Over recent weeks I’ve been writing about the main markets showing weakness, and that persists. Obviously we saw a fall a few weeks ago, and it’s no secret that I’m expecting to see much bigger falls over the next six months. By and large markets ultimately fall (or rise), not because of actual reality, but because of the interpretation of that reality. It is confidence that makes markets rise and a lack of confidence that makes them fall.
Everything to do with trading is based on confidence – at the root of it, confidence in paper currencies. The dollar should have crumbled in recent years but hasn’t, because, it being the reserve currency, it’s too big to fail. Times are changing though and other currencies, particularly in places like China, are new pretenders to the throne. And when confidence ebbs away it is not usually a gradual thing, but suddenly reaches a tipping point. It’s possible that in different quarters there’ll be different levels of confidence and then there’s a domino effect.
Most major markets have now completed, or are completing, the second shoulder on the Head and Shoulders that will seal the fate of the markets. The easiest way to spot H+S patterns, by the way, is on a Point + Figure chart. It cuts out the ‘noise’ of time and, a bit like a swing chart, gives you the significant points.
So let’s take the DAX. The H+S is not terrifically clear on the daily chart. In fact a lot of the left shoulder is a congestion area, which in the big scheme of things is meaningless in terms of price action. What the P+F does is to cut out that inaction and make the pattern much easier to see. P+F charts are non-linear in terms of time. You could have no change in a P+F chart for months and then a lot of action over a few days. It presents what we’re interested in for TA purposes, often far more clearly than a conventional linear price chart. I’ve marked the shoulders with big arrows. It could be argued there is a series of left shoulders but I’ve marked the last one.
Falling below 10,000 again and creating that right shoulder, the fate of the DAX is now sealed. And if that’s the case then we don’t need to find such clear patterns in other main markets that are broadly mirroring the DAX, as they will all tend to suffer the same fate, things being as globally connected as they are these days. Remember that the DAX did slip into bear market numbers recently, as it fell over 20% from its high. So the DAX is already technically in a bear market.

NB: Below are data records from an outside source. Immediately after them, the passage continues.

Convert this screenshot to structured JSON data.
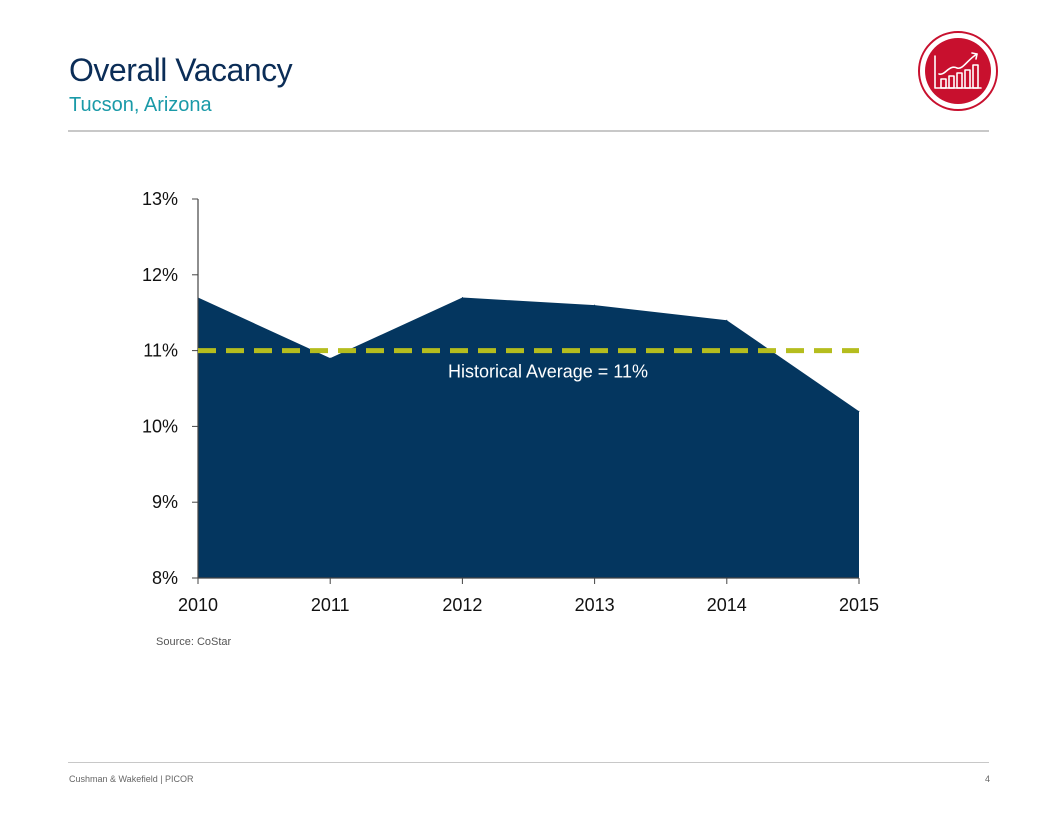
{
  "header": {
    "title": "Overall Vacancy",
    "subtitle": "Tucson, Arizona",
    "icon": "chart-growth-icon"
  },
  "chart_data": {
    "type": "area",
    "x": [
      "2010",
      "2011",
      "2012",
      "2013",
      "2014",
      "2015"
    ],
    "series": [
      {
        "values": [
          11.7,
          10.9,
          11.7,
          11.6,
          11.4,
          10.2
        ]
      }
    ],
    "ylim": [
      8,
      13
    ],
    "yticks": [
      8,
      9,
      10,
      11,
      12,
      13
    ],
    "ytick_labels": [
      "8%",
      "9%",
      "10%",
      "11%",
      "12%",
      "13%"
    ],
    "grid": false,
    "reference_line": {
      "value": 11,
      "label": "Historical Average = 11%"
    },
    "colors": {
      "area": "#04365f",
      "reference": "#b5bd1e"
    }
  },
  "source": "Source:  CoStar",
  "footer": {
    "left": "Cushman & Wakefield | PICOR",
    "page": "4"
  },
  "colors": {
    "title": "#0b2d57",
    "subtitle": "#1a9aa8",
    "badge": "#c8102e"
  }
}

Now could be a good time to look at a short position and consider whether it’s reasonable to expect the price to fall to the neckline (if you can work out where the market will think it is).
As I said in my H+S article recently, shorting a H+S on the right shoulder, and before it reaches the neckline, provides insurance against a pattern failure. For the trade strategy to work it needs to have enough room to get into profit when it gets there (allowing for the Stop Loss). If it then rises from the neckline you’re either up a bit or you at least have a scratch trade (breakeven).